Leveraging Multimodal Diffusion Models to Accelerate Imaging with Side Information

TL;DR

This paper introduces a multimodal diffusion model framework that leverages cheaper auxiliary data to reduce the number of measurements needed for high-quality imaging in scientific applications, especially materials science.

Contribution

The authors develop a novel training framework for multimodal diffusion models that transforms complex inverse problems with black-box models into simple inpainting tasks, enabling efficient imaging with less data.

Findings

Achieves superior image reconstruction using side information.

Requires significantly less data from expensive microscopy.

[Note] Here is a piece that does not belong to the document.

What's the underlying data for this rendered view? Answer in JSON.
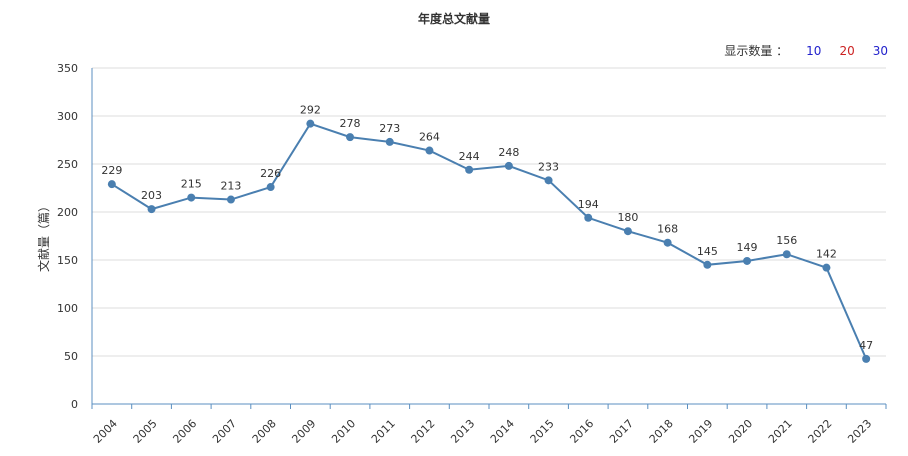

Demonstrates feasibility on materials imagery data.

Abstract

Diffusion models have found phenomenal success as expressive priors for solving inverse problems, but their extension beyond natural images to more structured scientific domains remains limited. Motivated by applications in materials science, we aim to reduce the number of measurements required from an expensive imaging modality of interest, by leveraging side information from an auxiliary modality that is much cheaper to obtain. To deal with the non-differentiable and black-box nature of the forward model, we propose a framework to train a multimodal diffusion model over the joint modalities, turning inverse problems with black-box forward models into simple linear inpainting problems. Numerically, we demonstrate the feasibility of training diffusion models over materials imagery data, and show that our approach achieves superior image reconstruction by leveraging the available side information, requiring significantly less amount of data from the expensive microscopy modality.